Выбрать главу

Ушло. Село. Упало там, на горизонте, за дамбу, оставив только разгорающийся багрянец. И тогда – один лишь Брауксель это знает – Вальтер Матерн еще крепче сжимает нож, который покамест у него в кармане. Амзель – тот немного помоложе Вальтера Матерна. Сента, черным-черна, мышкует вдалеке, такая же черная, как багрово закатное небо над шивенхорстской дамбой. Дохлая кошка в ветвях плавника. Чайки совокупляются на лету, шелковистая оберточная бумага на ветру трепещет – то расправится, то свернется; стеклянные глаза-пуговки цепко видят все, что плывет, парит, юркает, шмыгает, затаилось, замерло или просто существует на свете, как существуют две тысячи веснушек на физиономии Амзеля; видят и то, что на голове у него каска, какие носили еще до Вердена. Каска сползает на глаза, надо ее отодвинуть на макушку, она опять сползает, мешая Амзелю выуживать из тины штакетины, жерди и свинцово набрякшее тряпье, – вот тут-то как раз из ветвей на прокорм чайкам вываливается кошка. Мыши снова снуют в недрах дамбы. И паром все еще приближается к берегу. Река несет и вращает дохлую рыжую псину. Сента нюхает ветер. Паром упрямо и зло тащит наперерез течению два товарных вагона. И телку, уже неживую, тоже несет река. Ветер вдруг стих, запнулся, но еще не переменился. Чайки замерли в воздухе, они в недоумении. И вот тут, покуда все это – паром и ветер, телка и солнце за дамбой, мыши в дамбе и чайки на лету, – Вальтер Матерн достает из кармана зажатый в кулаке нож, прижимает его – а Висла все течет – к шерстяной груди свитерка и стискивает что есть силы, так что костяшки пальцев в разгорающемся зареве отливают мелом.

Третья утренняя смена

Каждый ребенок от Хильдесхайма до Зарштедта знает, что добывается у Браукселя в рудниках – тех самых, что пролегли от Зарштедта до Хильдесхайма.

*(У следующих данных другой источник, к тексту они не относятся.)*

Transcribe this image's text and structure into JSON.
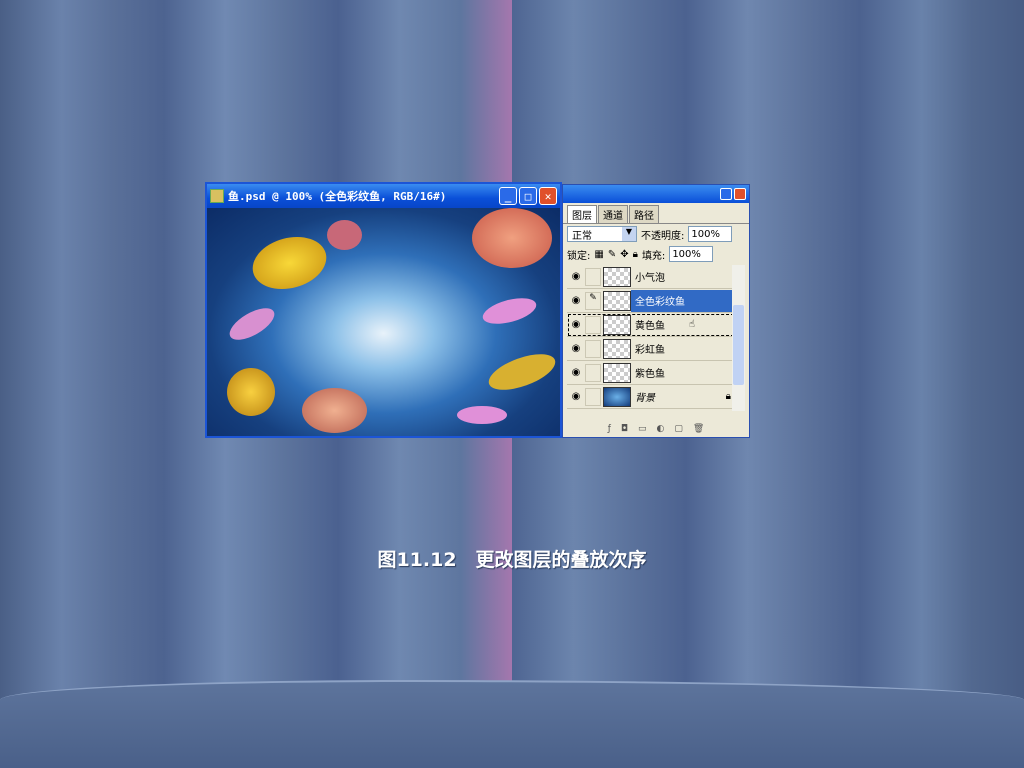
{
  "document_window": {
    "title": "鱼.psd @ 100% (全色彩纹鱼, RGB/16#)",
    "buttons": [
      "minimize",
      "maximize",
      "close"
    ]
  },
  "layers_panel": {
    "tabs": [
      "图层",
      "通道",
      "路径"
    ],
    "blend_mode": "正常",
    "opacity_label": "不透明度:",
    "opacity_value": "100%",
    "lock_label": "锁定:",
    "fill_label": "填充:",
    "fill_value": "100%",
    "layers": [
      {
        "name": "小气泡",
        "selected": false
      },
      {
        "name": "全色彩纹鱼",
        "selected": true
      },
      {
        "name": "黄色鱼",
        "selected": false
      },
      {
        "name": "彩虹鱼",
        "selected": false
      },
      {
        "name": "紫色鱼",
        "selected": false
      },
      {
        "name": "背景",
        "selected": false,
        "locked": true
      }
    ]
  },
  "caption": "图11.12　更改图层的叠放次序"
}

Каждый ребенок знает, почему сто двадцать восьмой пехотный полк, погрузившись в двадцатом году в эшелон, вынужден был оставить в Бонзаке ту каску, которую носит сейчас Амзель, наряду с множеством других касок, грудой обмундирования и парочкой походных кухонь, именуемых на солдатском наречии «гуляш-мортирами».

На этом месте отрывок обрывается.